#153
我的小腹一阵阵抽搐,那一股淡黄色尿液水柱不受控制地从小穴上方的尿道口喷出,带着温热的体温,飞溅落在大理石洗手池上,发出刺耳的「滋滋」水声。随着尿液在粗糙的石面上汇集在一起,形成一滩水洼,顺着水槽蜿蜒流向下方的出水口,那股水柱的弧形也逐渐减弱。紧接着,尿道口发生了一阵生理性的收缩痉挛,又强行挤出了几道残余的液体。直到最后,只有几滴浑浊的液体垂挂在粉嫩的尿道口,颤抖着滴落,沾湿了我的股间,宣告着这次排尿的彻底结束。
月见千岁丝毫不在意刚才插在穴道内的那只手的袖口已经被我的尿液完全打湿,黑色的布料上洇出一大片深色的水渍。他反而弯下身子,将脸靠得很近,毫无顾忌地仔细观摩着我排放尿液的全过程。
嘴里还不忘评价一句:
「原来女孩子是这样撒尿的,怪不得要用纸巾擦拭。」
我已经完全失去了和他斗嘴的力气,只能虚弱地瞪了他一眼。但那双平日里总是冷若冰霜的眼睛里,此刻除了浓厚的情欲外,还夹杂着几分委屈和抱怨。
「既然伊织舒服过了,那这次就轮到我了。」
他直起身子,漆黑的眼眸中欲火高涨。他伸手将皮带的金属搭扣解开,发出一声清脆的「咔哒」声,却没有自己动手脱下裤子,而是居高临下地看着我,下达了指令:
「伊织,帮我脱下来。」
我咬着下唇没说话,只是抬起还悬在半空中的左脚,向他紧绷的小腹处轻踹了几下。那力度既是埋怨,又像撒娇。
紧接着,我用左脚脚趾隔着白丝袜,笨拙地勾住他西装长裤顶部的腰带边缘,还穿着乐福鞋的右脚脚背则贴在另一边提供借力点,同时用力往下扯。总算勉强扯下了一点。经过好几次重复这种费力的拉扯动作,那条剪裁合体的黑色西装裤子总算被我拉扯到了膝盖处,露出了一条灰色的四角内裤。
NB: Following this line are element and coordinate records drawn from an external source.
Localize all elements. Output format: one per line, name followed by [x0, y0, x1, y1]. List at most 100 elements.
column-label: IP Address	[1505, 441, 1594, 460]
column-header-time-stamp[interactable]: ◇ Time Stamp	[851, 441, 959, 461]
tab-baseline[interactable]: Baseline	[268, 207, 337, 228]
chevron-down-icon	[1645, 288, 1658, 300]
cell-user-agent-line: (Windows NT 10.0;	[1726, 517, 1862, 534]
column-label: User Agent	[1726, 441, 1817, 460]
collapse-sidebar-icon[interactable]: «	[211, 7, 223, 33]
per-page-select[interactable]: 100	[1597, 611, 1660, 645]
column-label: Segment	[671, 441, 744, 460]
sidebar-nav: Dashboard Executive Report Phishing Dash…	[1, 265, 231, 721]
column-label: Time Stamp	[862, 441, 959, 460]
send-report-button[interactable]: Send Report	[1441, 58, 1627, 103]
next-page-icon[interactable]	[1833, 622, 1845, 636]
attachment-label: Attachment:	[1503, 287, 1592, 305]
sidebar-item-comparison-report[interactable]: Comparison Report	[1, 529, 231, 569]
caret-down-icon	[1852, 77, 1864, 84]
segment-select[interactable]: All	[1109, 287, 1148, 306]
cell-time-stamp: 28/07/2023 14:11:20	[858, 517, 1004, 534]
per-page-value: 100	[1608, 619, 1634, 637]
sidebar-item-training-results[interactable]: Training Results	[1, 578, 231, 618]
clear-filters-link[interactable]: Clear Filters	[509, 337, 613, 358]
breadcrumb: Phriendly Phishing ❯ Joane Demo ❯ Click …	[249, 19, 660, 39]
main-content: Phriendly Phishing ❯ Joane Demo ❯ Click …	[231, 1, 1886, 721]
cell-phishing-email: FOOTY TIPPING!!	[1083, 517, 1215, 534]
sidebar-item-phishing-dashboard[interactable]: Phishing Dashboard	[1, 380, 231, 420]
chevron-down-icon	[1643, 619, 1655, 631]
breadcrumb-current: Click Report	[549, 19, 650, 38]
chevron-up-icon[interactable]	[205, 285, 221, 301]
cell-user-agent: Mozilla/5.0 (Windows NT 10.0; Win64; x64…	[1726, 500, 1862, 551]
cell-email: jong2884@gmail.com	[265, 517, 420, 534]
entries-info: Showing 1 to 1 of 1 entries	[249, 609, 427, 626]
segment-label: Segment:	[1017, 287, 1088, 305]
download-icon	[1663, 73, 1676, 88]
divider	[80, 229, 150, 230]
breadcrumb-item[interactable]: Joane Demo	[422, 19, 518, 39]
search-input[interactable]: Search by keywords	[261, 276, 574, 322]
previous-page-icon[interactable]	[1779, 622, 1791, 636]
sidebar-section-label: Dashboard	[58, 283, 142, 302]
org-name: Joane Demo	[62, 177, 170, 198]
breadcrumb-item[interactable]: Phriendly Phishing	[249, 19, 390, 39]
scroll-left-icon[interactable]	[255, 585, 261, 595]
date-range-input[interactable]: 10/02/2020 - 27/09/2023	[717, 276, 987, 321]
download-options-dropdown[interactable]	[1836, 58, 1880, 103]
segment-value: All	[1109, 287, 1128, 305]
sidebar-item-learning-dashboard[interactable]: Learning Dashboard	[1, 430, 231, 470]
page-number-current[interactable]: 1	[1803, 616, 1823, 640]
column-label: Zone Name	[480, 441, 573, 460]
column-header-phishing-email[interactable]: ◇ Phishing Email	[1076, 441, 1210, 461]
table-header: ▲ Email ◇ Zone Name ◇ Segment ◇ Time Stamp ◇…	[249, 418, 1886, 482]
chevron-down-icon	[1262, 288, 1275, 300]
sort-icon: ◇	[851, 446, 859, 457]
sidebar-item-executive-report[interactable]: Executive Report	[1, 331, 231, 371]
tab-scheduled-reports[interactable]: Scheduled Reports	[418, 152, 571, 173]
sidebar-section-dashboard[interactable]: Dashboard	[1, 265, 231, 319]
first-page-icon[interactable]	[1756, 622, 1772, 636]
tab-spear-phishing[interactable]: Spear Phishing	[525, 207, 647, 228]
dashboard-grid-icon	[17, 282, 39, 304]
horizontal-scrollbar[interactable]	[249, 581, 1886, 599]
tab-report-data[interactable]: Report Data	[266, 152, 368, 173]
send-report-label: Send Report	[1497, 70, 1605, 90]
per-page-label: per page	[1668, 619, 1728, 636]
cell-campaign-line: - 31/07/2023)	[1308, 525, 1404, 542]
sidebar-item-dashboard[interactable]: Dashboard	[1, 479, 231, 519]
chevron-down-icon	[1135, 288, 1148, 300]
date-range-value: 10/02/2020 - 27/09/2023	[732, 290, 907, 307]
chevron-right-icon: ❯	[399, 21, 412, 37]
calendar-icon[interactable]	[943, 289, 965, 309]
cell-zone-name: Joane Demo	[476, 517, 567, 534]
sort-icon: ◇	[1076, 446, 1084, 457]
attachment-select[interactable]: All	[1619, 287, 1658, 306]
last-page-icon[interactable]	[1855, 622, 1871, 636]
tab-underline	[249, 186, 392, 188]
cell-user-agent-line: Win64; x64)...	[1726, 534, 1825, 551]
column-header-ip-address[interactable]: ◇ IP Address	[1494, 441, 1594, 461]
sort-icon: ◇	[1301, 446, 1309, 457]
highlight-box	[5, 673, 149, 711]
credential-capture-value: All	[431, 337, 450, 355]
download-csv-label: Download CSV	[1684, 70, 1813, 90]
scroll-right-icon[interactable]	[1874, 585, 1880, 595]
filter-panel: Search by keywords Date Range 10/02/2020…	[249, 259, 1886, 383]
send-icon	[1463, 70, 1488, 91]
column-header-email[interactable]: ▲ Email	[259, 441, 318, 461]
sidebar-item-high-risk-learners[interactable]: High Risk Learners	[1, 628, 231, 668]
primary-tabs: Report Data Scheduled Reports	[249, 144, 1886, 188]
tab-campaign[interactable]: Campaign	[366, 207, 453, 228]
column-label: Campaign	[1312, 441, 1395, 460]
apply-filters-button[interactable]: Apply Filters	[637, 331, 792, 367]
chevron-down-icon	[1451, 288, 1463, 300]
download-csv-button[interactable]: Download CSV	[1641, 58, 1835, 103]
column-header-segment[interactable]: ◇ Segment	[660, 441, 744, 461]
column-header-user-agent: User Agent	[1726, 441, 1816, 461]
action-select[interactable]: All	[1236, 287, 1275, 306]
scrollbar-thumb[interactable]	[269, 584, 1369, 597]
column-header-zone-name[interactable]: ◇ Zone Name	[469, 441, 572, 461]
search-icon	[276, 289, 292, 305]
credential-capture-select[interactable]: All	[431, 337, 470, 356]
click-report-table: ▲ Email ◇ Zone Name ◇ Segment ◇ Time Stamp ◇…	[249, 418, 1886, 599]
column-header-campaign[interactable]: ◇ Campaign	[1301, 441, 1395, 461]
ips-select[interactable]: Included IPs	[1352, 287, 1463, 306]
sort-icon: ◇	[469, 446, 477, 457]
内裤的正中间早已经被高高顶出了一个小帐篷,布料被撑得紧绷。我故技重施,用脚趾勾住边缘,将那条灰色的四角内裤也顺势拉扯了下来。
那根早已蓄势待发的滚烫肉棒刹那间弹了出来,直直地打在空气中。
下方两颗沉甸甸的睾丸随时蓄势待发,上方是卷曲茂密的阴毛。在这些黑色的毛发中间,肉棒嚣张地向上翘起,紫红色的柱身上面,粗壮的青筋如虬龙般暴起。硕大的龟头顶端已经渗出了几滴透明的前列腺液,在室外的微风中微微跳动,目标直直地指向我。
看着那根不断跳动着向我耀武扬威的器官,我原本想用左脚重重地踩他两下发泄一下。但对他这样的变态足控来说,被白丝包裹的脚底踩在肉棒上,说不定还是求之不得的奖励。于是我又打算伸出还穿着乐福鞋的右脚。但转念一想,鞋底刚才一路走来沾着各种灰尘和泥土,要是踩上去变得脏兮兮了,我可不想把这样的一根脏东西插进体内。
于是,我那只伸出去的右脚,有些尴尬地悬停在了半空中。
月见千岁却趁着我发愣的这个间隙,直接伸手,再次握住了我悬在半空中的右脚。我原本还以为他打算把这另一只鞋子也脱下来,彻底剥除我的武装,却没想到他双手捧着我的脚踝,用拇指在鞋后跟处细细揣摩了两下后,张口命令道:
「伊织,把脚弓起来。」
「哈?」
我不明所以地看着他,但慑于他此刻不容拒绝的气场,只好听着照做,在逼仄的皮鞋内,将右脚的脚掌勉强向上弓起一个明显的弧度。
这家伙直接跨前一步,站在我大张的两脚之间。趁着我还没搞懂他到底要干嘛的状态下,居然伸手握住他那根滚烫的肉棒,直接向我弓起的白丝脚底与乐福鞋鞋面之间形成的空隙,硬生生地插了进去!
当大腿的神经终于向大脑反馈他干了什么的时候,那颗硕大的、沾着前列腺液的龟头,已经蛮横地挤进了黑色的皮鞋里,滚烫的柱身紧紧贴合在我被白丝包裹住的脚掌底端!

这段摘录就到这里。